Foto: Daryan Dornelles
)Numa tarde de terça-feira, Humberto Martins estava sentado na sala de seu apartamento com vista para o mar, na Barra da Tijuca, no Rio de Janeiro. O ar era de compenetração. Ajoelhada diante dele, uma mulher, com a cabeça baixa, acariciava o rosto do ator, impávido. Humberto não dava um sorriso. Pelo contrário, mirava o horizonte de forma dura, como se submetido a terrível privação. De repente, ele virou para o lado, livrando-se das mãos femininas que aparecem na foto desta reportagem. “Desculpe. Eu segurei quanto pude, mas não consegui controlar”, disse ele. Por causa do cheiro do creme para cutículas – e porque estava resfriado –, o ator deu um espirro daqueles.
Humberto Martins tem gripes eventuais, e, de forma geral, sua saúde está ótima. Aos 51 anos, ainda encontra energia para surfar três vezes por semana e jogar golfe, mesmo em ritmo intenso de gravações, como o atual. Agora, ele dá vida ao personagem Nacib, o marido traído de Gabriela, personagem-título da novela da TV Globo que vai ao ar às 23 horas, o mesmo horário de O Astro, aquela produção cujas imagens de sexo deram o que falar em todo o país – cenas protagonizadas, a propósito, também por Humberto Martins. Na companhia da linda atriz Guilhermina Guinle, ele estrelou algumas das tomadas mais quentes da televisão dos últimos tempos. Não que se sentisse à vontade com isso. Mas são os ossos do ofício. “Cena de sexo é constrangedora, entendeu? É algo muito íntimo. Você fica nu com uma pessoa que não é sua parceira. E, gente, eu sou um ser humano”, queixa-se. “Numa gravação de raiva ou choro, você se concentra e sente aquilo com integridade. Já a cena de sexo os atores devem fazer mais desconcentrados. Têm que interpretar e sentir o contrário”, afirma. A despeito da sugestão, Humberto garante que nunca ficou numa situação, por assim dizer, delicada durante a gravação. E, se aconteceu de dar um beijo no pescoço da moça e deixá-la arrepiada, atribuiu o fato à entrega dramática da colega. “Usa-se isso para o trabalho. Mas é toque, é vida, é ser humano.”

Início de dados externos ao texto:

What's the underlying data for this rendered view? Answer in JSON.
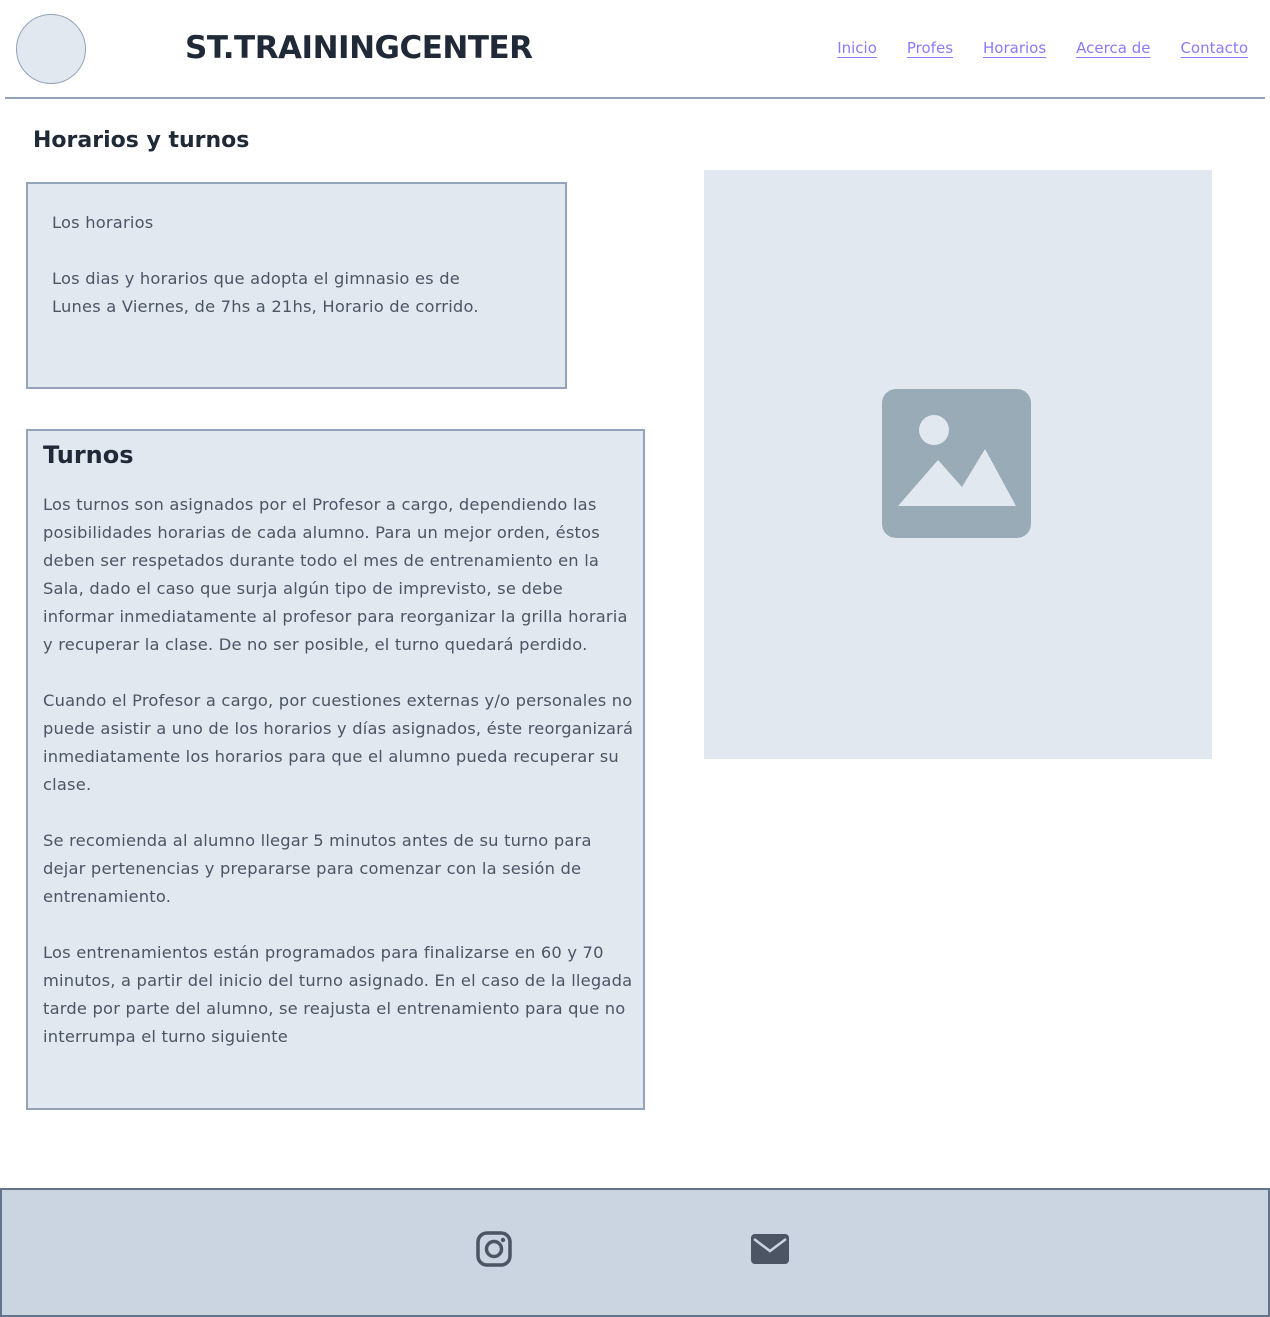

Com os lábios grossos, a pele bronzeada, as sobrancelhas espessas e um vozeirão de dublador de galã de filmes românticos, Humberto Martins sempre fez o tipo “matador”. Houve uma época em que, de tanto aparecer sem camisa nas novelas, era motivo de alguma chacota da imprensa especializada em televisão, muito embora as mulheres gostassem bastante de ver seu abdome definido. Em Uga Uga (2000), novela das 7 de autoria de Carlos Lombardi, Humberto sempre surgia nas telas praticamente como veio ao mundo. “Eu ficava quase nu o tempo inteiro, só com aquele barbantinho malcheiroso. Era de couro, uma coisa horrorosa, tinha nojo”, lembra, aos risos. “E isso de ficar sem camisa era piração do Lombardi. Tinha um propósito comercial, porque era o auge da malhação nas academias. Como antes de ir para a Globo eu trabalhava na indústria, entendi que não podia criar problemas. Empresa é tudo igual, só muda o produto”, afirma.